The executive director of the Wikimedia Foundation, which runs Wikipedia, has resigned after denying the group is considering building a search engine.
Lila Tretikov wrote in an email that it was time for her to move on.
A leaked memo suggesting the Foundation was looking at creating a "commerce-free" search engine had upset the volunteer Wikimedia community.
Many were angry that it had not been discussed first, as transparency is key to the ethos of the organisation.
In September 2015, Wikimedia was awarded a $250,000 grant from a trust called the Knight Foundation for work to "advance new models for finding information by supporting stage one development of the Knowledge Engine by Wikipedia, a system for discovering reliable and trustworthy public information on the internet," according to a document uploaded by Wikimedia itself.

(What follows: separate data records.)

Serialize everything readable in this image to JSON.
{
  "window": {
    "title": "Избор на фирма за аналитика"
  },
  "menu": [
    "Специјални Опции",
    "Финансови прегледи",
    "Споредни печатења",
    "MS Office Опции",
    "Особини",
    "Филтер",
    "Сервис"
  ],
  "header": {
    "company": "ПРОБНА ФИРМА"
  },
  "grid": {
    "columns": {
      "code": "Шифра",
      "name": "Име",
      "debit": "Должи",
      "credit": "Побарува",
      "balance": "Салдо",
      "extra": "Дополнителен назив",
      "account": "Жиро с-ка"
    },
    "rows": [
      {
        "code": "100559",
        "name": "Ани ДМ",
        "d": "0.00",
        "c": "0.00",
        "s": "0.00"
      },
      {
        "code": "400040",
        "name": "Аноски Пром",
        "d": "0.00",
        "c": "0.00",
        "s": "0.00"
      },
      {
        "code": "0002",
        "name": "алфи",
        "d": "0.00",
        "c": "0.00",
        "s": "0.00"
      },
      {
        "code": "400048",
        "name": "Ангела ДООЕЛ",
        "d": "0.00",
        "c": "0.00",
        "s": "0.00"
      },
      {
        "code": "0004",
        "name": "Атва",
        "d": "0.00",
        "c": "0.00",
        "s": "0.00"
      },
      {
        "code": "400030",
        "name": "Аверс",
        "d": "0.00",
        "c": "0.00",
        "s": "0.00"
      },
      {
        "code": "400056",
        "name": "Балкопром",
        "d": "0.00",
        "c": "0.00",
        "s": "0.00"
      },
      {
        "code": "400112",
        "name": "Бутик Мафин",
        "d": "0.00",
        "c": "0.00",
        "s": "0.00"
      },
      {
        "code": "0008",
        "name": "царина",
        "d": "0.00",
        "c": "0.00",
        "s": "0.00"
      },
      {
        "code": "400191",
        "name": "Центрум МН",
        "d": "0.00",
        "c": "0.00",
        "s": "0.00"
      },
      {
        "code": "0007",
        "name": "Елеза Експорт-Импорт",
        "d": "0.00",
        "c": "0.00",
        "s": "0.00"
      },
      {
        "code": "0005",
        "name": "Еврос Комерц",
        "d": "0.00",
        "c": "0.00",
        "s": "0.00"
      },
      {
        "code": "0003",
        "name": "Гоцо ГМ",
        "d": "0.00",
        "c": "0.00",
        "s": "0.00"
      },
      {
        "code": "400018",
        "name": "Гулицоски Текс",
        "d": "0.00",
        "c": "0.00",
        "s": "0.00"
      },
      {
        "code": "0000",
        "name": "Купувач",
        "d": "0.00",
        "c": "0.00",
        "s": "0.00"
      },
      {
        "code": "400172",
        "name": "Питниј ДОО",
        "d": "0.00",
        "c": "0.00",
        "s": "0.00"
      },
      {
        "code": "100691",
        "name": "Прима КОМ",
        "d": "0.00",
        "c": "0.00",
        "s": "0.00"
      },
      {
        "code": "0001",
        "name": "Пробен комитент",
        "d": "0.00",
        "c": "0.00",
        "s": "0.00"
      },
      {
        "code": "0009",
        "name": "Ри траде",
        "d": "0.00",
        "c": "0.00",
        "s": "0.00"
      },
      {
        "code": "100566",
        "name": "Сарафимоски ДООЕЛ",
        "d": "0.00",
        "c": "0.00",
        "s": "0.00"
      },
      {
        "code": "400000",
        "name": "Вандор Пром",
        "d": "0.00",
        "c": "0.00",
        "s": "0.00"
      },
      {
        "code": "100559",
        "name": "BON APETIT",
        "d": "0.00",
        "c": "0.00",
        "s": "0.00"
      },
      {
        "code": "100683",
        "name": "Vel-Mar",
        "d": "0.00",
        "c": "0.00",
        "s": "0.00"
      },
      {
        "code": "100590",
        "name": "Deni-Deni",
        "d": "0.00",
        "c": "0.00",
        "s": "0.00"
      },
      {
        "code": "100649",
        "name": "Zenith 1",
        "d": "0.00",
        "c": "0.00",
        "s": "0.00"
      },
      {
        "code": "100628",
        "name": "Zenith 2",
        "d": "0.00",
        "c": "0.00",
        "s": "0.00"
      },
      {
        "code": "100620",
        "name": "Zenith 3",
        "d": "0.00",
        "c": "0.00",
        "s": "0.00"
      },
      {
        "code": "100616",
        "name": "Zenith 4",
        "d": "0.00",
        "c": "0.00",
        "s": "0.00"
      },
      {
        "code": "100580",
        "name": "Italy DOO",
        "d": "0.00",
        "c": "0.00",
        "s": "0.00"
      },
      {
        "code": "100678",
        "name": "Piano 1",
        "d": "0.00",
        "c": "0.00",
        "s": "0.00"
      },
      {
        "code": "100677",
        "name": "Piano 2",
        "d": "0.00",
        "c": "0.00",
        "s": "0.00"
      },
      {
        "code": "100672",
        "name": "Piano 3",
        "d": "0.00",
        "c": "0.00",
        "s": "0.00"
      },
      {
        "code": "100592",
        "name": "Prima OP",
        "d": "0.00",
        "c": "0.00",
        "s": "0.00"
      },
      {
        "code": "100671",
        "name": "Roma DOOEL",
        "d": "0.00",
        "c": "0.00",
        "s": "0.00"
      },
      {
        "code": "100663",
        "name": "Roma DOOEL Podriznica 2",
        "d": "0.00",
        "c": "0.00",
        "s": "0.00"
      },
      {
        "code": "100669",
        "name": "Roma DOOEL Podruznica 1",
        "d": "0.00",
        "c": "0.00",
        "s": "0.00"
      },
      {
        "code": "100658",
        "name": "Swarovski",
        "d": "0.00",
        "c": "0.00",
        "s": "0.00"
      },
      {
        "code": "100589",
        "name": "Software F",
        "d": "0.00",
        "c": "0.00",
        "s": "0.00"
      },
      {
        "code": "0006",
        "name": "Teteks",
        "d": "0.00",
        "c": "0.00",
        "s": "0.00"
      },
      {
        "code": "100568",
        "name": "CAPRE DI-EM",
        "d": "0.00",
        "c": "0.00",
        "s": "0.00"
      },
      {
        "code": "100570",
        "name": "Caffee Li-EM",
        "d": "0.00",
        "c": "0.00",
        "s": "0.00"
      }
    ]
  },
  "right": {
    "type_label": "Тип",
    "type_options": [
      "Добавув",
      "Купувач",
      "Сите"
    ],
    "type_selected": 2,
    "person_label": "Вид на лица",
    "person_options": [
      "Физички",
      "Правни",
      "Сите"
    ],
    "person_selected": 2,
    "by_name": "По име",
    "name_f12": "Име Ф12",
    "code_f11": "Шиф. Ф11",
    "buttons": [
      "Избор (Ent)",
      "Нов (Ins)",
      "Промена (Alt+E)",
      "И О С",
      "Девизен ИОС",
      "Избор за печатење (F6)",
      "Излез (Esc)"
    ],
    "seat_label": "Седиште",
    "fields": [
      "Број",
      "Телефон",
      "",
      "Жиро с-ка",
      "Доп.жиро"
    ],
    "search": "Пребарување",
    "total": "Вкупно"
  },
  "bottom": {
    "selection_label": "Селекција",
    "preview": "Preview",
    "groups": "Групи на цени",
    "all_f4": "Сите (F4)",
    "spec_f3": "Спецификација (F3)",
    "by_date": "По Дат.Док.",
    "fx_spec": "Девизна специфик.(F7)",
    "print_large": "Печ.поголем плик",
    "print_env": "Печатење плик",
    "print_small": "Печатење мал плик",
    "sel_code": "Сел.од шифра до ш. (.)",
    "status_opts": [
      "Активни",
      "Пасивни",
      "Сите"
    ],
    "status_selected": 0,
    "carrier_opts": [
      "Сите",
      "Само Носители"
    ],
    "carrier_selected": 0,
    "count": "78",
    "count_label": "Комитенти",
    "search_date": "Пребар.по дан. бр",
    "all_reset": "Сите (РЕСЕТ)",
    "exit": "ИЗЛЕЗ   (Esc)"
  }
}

mary at the end of the document - although its author is unclear - states that the Knowledge Engine would be "the world's first transparent search engine, and the first one originated by the Wikimedia Foundation".
The leaders of the team were listed as Ms Tretikov, vice-president Wes Moran and Wikimedia head director of search and discovery Tomasz Finc.

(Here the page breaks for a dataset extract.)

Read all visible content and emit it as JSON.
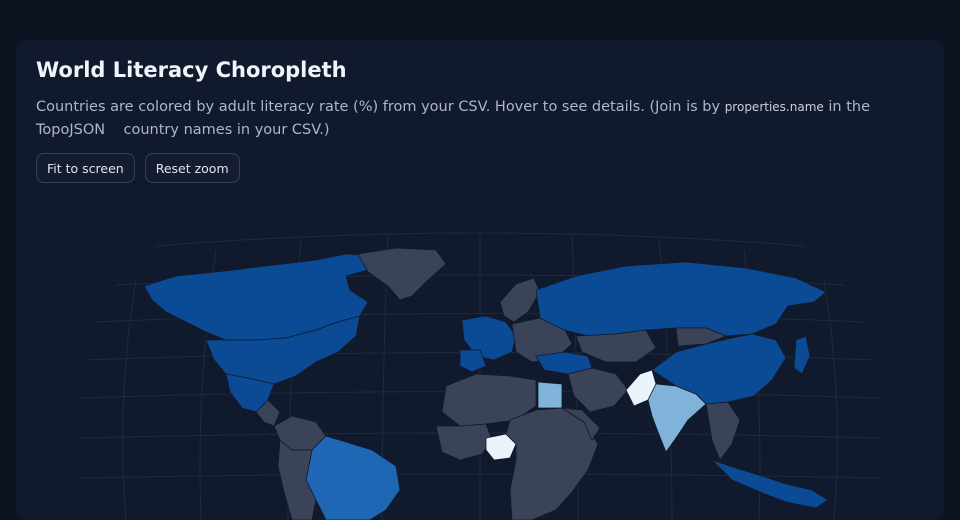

However, in published notes from a meeting to discuss the controversy, Ms Tretikov is recorded as saying the grant news had been shared "without context".
'Culture clash'
A new team had been set up, given the task of researching "how Wikimedia users seek, find, and engage with content", Ms Tretikov wrote in a piece co-authored with Mr Moran.

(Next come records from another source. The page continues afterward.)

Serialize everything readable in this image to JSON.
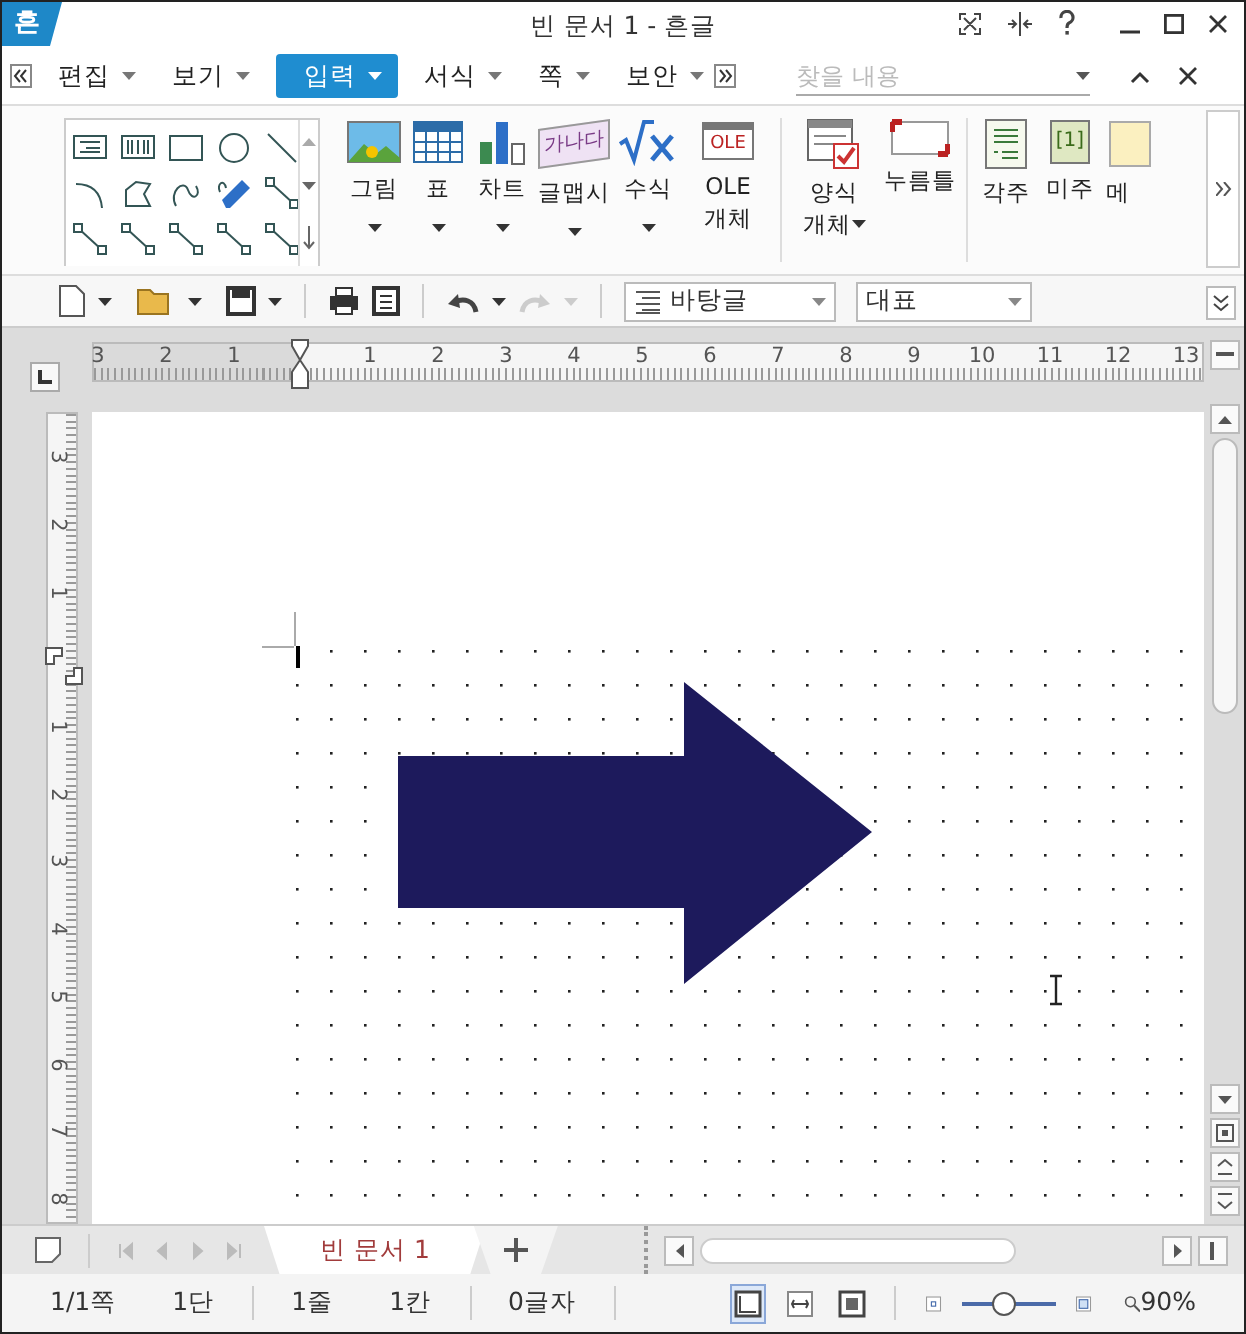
{
  "app": {
    "logo": "흔",
    "title": "빈 문서 1 - 흔글"
  },
  "menu": {
    "items": [
      {
        "label": "편집",
        "selected": false
      },
      {
        "label": "보기",
        "selected": false
      },
      {
        "label": "입력",
        "selected": true
      },
      {
        "label": "서식",
        "selected": false
      },
      {
        "label": "쪽",
        "selected": false
      },
      {
        "label": "보안",
        "selected": false
      }
    ],
    "search": {
      "placeholder": "찾을 내용"
    }
  },
  "ribbon": {
    "groups": [
      {
        "buttons": [
          {
            "label": "그림",
            "kind": "picture",
            "dropdown": true
          },
          {
            "label": "표",
            "kind": "table",
            "dropdown": true
          },
          {
            "label": "차트",
            "kind": "chart",
            "dropdown": true
          },
          {
            "label": "글맵시",
            "kind": "wordart",
            "icon_text": "가나다",
            "dropdown": true
          },
          {
            "label": "수식",
            "kind": "formula",
            "dropdown": true
          },
          {
            "label": "OLE 개체",
            "kind": "ole",
            "icon_text": "OLE"
          }
        ]
      },
      {
        "buttons": [
          {
            "label": "양식 개체",
            "kind": "form",
            "dropdown": true
          },
          {
            "label": "누름틀",
            "kind": "field"
          }
        ]
      },
      {
        "buttons": [
          {
            "label": "각주",
            "kind": "footnote"
          },
          {
            "label": "미주",
            "kind": "endnote",
            "icon_text": "[1]"
          },
          {
            "label": "메",
            "kind": "memo"
          }
        ]
      }
    ]
  },
  "toolbar": {
    "style": "바탕글",
    "font": "대표"
  },
  "ruler": {
    "labels": [
      "3",
      "2",
      "1",
      "1",
      "2",
      "3",
      "4",
      "5",
      "6",
      "7",
      "8",
      "9",
      "10",
      "11",
      "12",
      "13"
    ]
  },
  "vertical_ruler": {
    "labels": [
      "3",
      "2",
      "1",
      "1",
      "2",
      "3",
      "4",
      "5",
      "6",
      "7",
      "8"
    ]
  },
  "tabs": [
    {
      "label": "빈 문서 1",
      "selected": true
    }
  ],
  "status_bar": {
    "items": [
      "1/1쪽",
      "1단",
      "1줄",
      "1칸",
      "0글자"
    ],
    "views": [
      {
        "kind": "page",
        "selected": true
      },
      {
        "kind": "width",
        "selected": false
      },
      {
        "kind": "full",
        "selected": false
      }
    ],
    "zoom": {
      "level": 0.44,
      "reading": "90%"
    }
  }
}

But they went on to deny that a search engine was the intended outcome.
"What are we not doing? We're not building a global crawler search engine," they wrote.
"We're not building another, separate Wikimedia project... Despite headlines, we are not trying to compete with other platforms, including Google."
Wikipedia editor William Beutler recently told the website Motherboard that the controversy was the result of a "culture clash" between the Foundation and its volunteers.
"The community is this volunteer group that is made up of people who largely buy into Wikipedia for ideological reasons," he said.
"Then you have the Foundation, which has increasingly fewer people from the community and a larger Silicon Valley contingent that comes from a tech background."
The Wikimedia Foundation has been contacted by the BBC for comment.